É certo que o peculiar sistema eleitoral francês potencia o voto de protesto na primeira volta. Mas se somarmos os 6,4 milhões de eleitores de Marine Le Pen (que conduziu a Frente Nacional ao seu melhor resultado de sempre) aos quatro milhões de Jean-Luc Mélenchon, representante da Frente de Esquerda (o equivalente gaulês do Bloco de Esquerda), verificamos que cerca de um em cada três franceses renega o essencial do projecto europeu tal como foi desenhado no último meio século. No todo ou em grande parte, estes eleitores querem que o país abandone o euro, renegue Schengen, rasgue o Tratado de Lisboa. Defendem o "patriotismo" monetário, o proteccionismo económico, o controlo estatal do aparelho produtivo. Renegam a disciplina financeira. Exigem a reforma aos 60 anos e a subida do salário mínimo para os 1700 euros como se vivessem numa ilha, separada do continente, numa irreprimível nostalgia daquelas três gloriosas décadas - entre 1945 e 1975 - em que a França, grande potência industrial e agrícola, era um dos motores da economia mundial, com índices anuais de crescimento do produto interno bruto que ultrapassavam os 5% (mantendo-se nos 5,8% entre 1959 e 1973).
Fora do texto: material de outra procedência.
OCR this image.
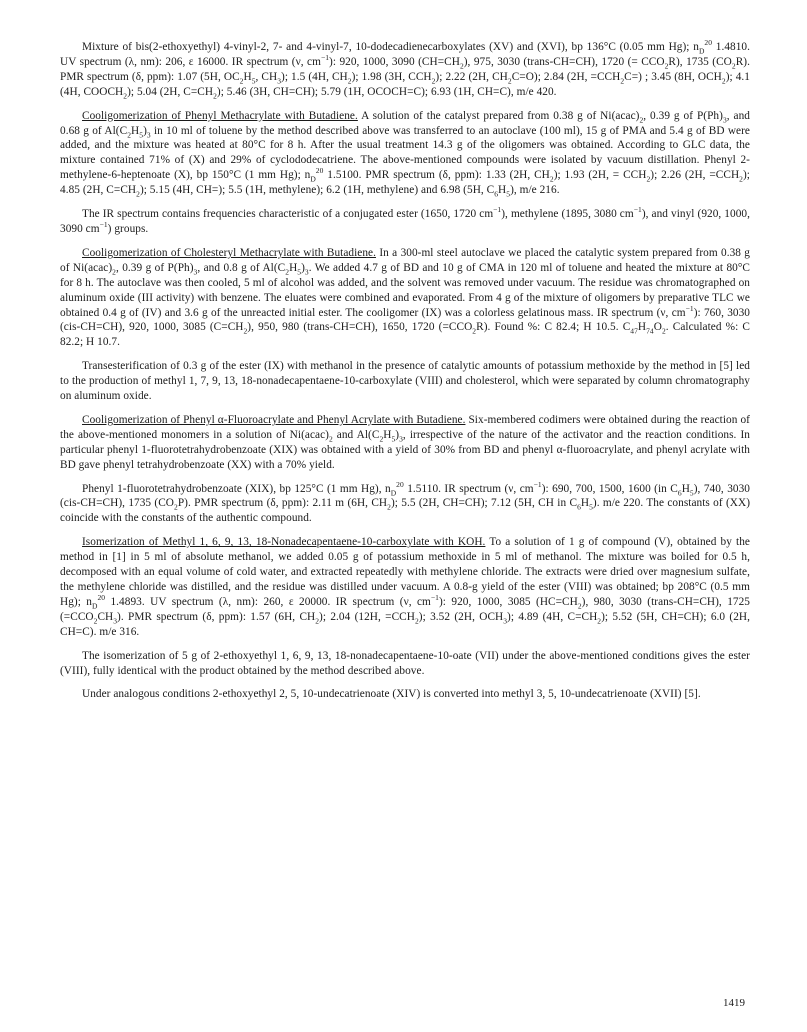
Mixture of bis(2-ethoxyethyl) 4-vinyl-2, 7- and 4-vinyl-7, 10-dodecadienecarboxylates (XV) and (XVI), bp 136°C (0.05 mm Hg); $n_D^{20}$ 1.4810. UV spectrum (λ, nm): 206, ε 16000. IR spectrum (ν, $cm^{-1}$): 920, 1000, 3090 $(CH=CH_2)$, 975, 3030 (trans-CH=CH), 1720 (= $CCO_2R$), 1735 $(CO_2R)$. PMR spectrum (δ, ppm): 1.07 (5H, $OC_2H_5$, $CH_3$); 1.5 (4H, $CH_2$); 1.98 (3H, $CCH_2$); 2.22 (2H, $CH_2C=O$); 2.84 (2H, $=CCH_2C=$) ; 3.45 (8H, $OCH_2$); 4.1 (4H, $COOCH_2$); 5.04 (2H, $C=CH_2$); 5.46 (3H, CH=CH); 5.79 (1H, OCOCH=C); 6.93 (1H, CH=C), m/e 420.

Cooligomerization of Phenyl Methacrylate with Butadiene. A solution of the catalyst prepared from 0.38 g of $Ni(acac)_2$, 0.39 g of $P(Ph)_3$, and 0.68 g of $Al(C_2H_5)_3$ in 10 ml of toluene by the method described above was transferred to an autoclave (100 ml), 15 g of PMA and 5.4 g of BD were added, and the mixture was heated at 80°C for 8 h. After the usual treatment 14.3 g of the oligomers was obtained. According to GLC data, the mixture contained 71% of (X) and 29% of cyclododecatriene. The above-mentioned compounds were isolated by vacuum distillation. Phenyl 2-methylene-6-heptenoate (X), bp 150°C (1 mm Hg); $n_D^{20}$ 1.5100. PMR spectrum (δ, ppm): 1.33 (2H, $CH_2$); 1.93 (2H, = $CCH_2$); 2.26 (2H, $=CCH_2$); 4.85 (2H, $C=CH_2$); 5.15 (4H, CH=); 5.5 (1H, methylene); 6.2 (1H, methylene) and 6.98 (5H, $C_6H_5$), m/e 216.

The IR spectrum contains frequencies characteristic of a conjugated ester (1650, 1720 $cm^{-1}$), methylene (1895, 3080 $cm^{-1}$), and vinyl (920, 1000, 3090 $cm^{-1}$) groups.

Cooligomerization of Cholesteryl Methacrylate with Butadiene. In a 300-ml steel autoclave we placed the catalytic system prepared from 0.38 g of $Ni(acac)_2$, 0.39 g of $P(Ph)_3$, and 0.8 g of $Al(C_2H_5)_3$. We added 4.7 g of BD and 10 g of CMA in 120 ml of toluene and heated the mixture at 80°C for 8 h. The autoclave was then cooled, 5 ml of alcohol was added, and the solvent was removed under vacuum. The residue was chromatographed on aluminum oxide (III activity) with benzene. The eluates were combined and evaporated. From 4 g of the mixture of oligomers by preparative TLC we obtained 0.4 g of (IV) and 3.6 g of the unreacted initial ester. The cooligomer (IX) was a colorless gelatinous mass. IR spectrum (ν, $cm^{-1}$): 760, 3030 (cis-CH=CH), 920, 1000, 3085 $(C=CH_2)$, 950, 980 (trans-CH=CH), 1650, 1720 $(=CCO_2R)$. Found %: C 82.4; H 10.5. $C_{47}H_{74}O_2$. Calculated %: C 82.2; H 10.7.

Transesterification of 0.3 g of the ester (IX) with methanol in the presence of catalytic amounts of potassium methoxide by the method in [5] led to the production of methyl 1, 7, 9, 13, 18-nonadecapentaene-10-carboxylate (VIII) and cholesterol, which were separated by column chromatography on aluminum oxide.

Cooligomerization of Phenyl α-Fluoroacrylate and Phenyl Acrylate with Butadiene. Six-membered codimers were obtained during the reaction of the above-mentioned monomers in a solution of $Ni(acac)_2$ and $Al(C_2H_5)_3$, irrespective of the nature of the activator and the reaction conditions. In particular phenyl 1-fluorotetrahydrobenzoate (XIX) was obtained with a yield of 30% from BD and phenyl α-fluoroacrylate, and phenyl acrylate with BD gave phenyl tetrahydrobenzoate (XX) with a 70% yield.

Phenyl 1-fluorotetrahydrobenzoate (XIX), bp 125°C (1 mm Hg), $n_D^{20}$ 1.5110. IR spectrum (ν, $cm^{-1}$): 690, 700, 1500, 1600 (in $C_6H_5$), 740, 3030 (cis-CH=CH), 1735 $(CO_2P)$. PMR spectrum (δ, ppm): 2.11 m (6H, $CH_2$); 5.5 (2H, CH=CH); 7.12 (5H, CH in $C_6H_5$). m/e 220. The constants of (XX) coincide with the constants of the authentic compound.

Isomerization of Methyl 1, 6, 9, 13, 18-Nonadecapentaene-10-carboxylate with KOH. To a solution of 1 g of compound (V), obtained by the method in [1] in 5 ml of absolute methanol, we added 0.05 g of potassium methoxide in 5 ml of methanol. The mixture was boiled for 0.5 h, decomposed with an equal volume of cold water, and extracted repeatedly with methylene chloride. The extracts were dried over magnesium sulfate, the methylene chloride was distilled, and the residue was distilled under vacuum. A 0.8-g yield of the ester (VIII) was obtained; bp 208°C (0.5 mm Hg); $n_D^{20}$ 1.4893. UV spectrum (λ, nm): 260, ε 20000. IR spectrum (ν, $cm^{-1}$): 920, 1000, 3085 $(HC=CH_2)$, 980, 3030 (trans-CH=CH), 1725 $(=CCO_2CH_3)$. PMR spectrum (δ, ppm): 1.57 (6H, $CH_2$); 2.04 (12H, $=CCH_2$); 3.52 (2H, $OCH_3$); 4.89 (4H, $C=CH_2$); 5.52 (5H, CH=CH); 6.0 (2H, CH=C). m/e 316.

The isomerization of 5 g of 2-ethoxyethyl 1, 6, 9, 13, 18-nonadecapentaene-10-oate (VII) under the above-mentioned conditions gives the ester (VIII), fully identical with the product obtained by the method described above.

Under analogous conditions 2-ethoxyethyl 2, 5, 10-undecatrienoate (XIV) is converted into methyl 3, 5, 10-undecatrienoate (XVII) [5].

1419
Esses tempos passaram, provavelmente para sempre. Vista de outras parcelas do globo, observada por chineses ou brasileiros, a Europa é hoje um continente em irreprimível declínio. A França deixou de desempenhar o relevante papel cultural que durante séculos assumiu no mundo e não o retomará com bravatas retóricas. Nem François Hollande (28,3%), com o seu socialismo descafeinado, nem Nicolas Sarkozy (27,2%), o mais errático dos conservadores europeus, conseguirão alterar nada de essencial - suceda o que suceder na segunda volta, com os eleitores de Marine Le Pen a servirem de fiéis da balança.

"A extrema-direita, com quase 20% na França do século XXI, é o resultado da crise económica, política e moral", alertou o candidato centrista François Bayrou, que obteve uns decepcionantes 9,1%. É a voz da razão. Mas cada vez menos querem ouvi-la nos dias que vão correndo, em que tudo serve de pretexto - à esquerda e à direita, com a cumplicidade activa das candidaturas do "sistema" - para enterrar o projecto europeu. Todos teremos a perder com isso. E, como é de prever, só perceberemos tarde de mais.

Publicado também aqui

 

ADENDA de 26/4:

Jorge Nascimento Rodrigues, no Público: «A “questão da Europa”, sempre latente em França, volta a ser central. Note-se que, entre extrema-direita e extrema-esquerda, mais de um terço do eleitorado pôs directamente em causa a Europa.»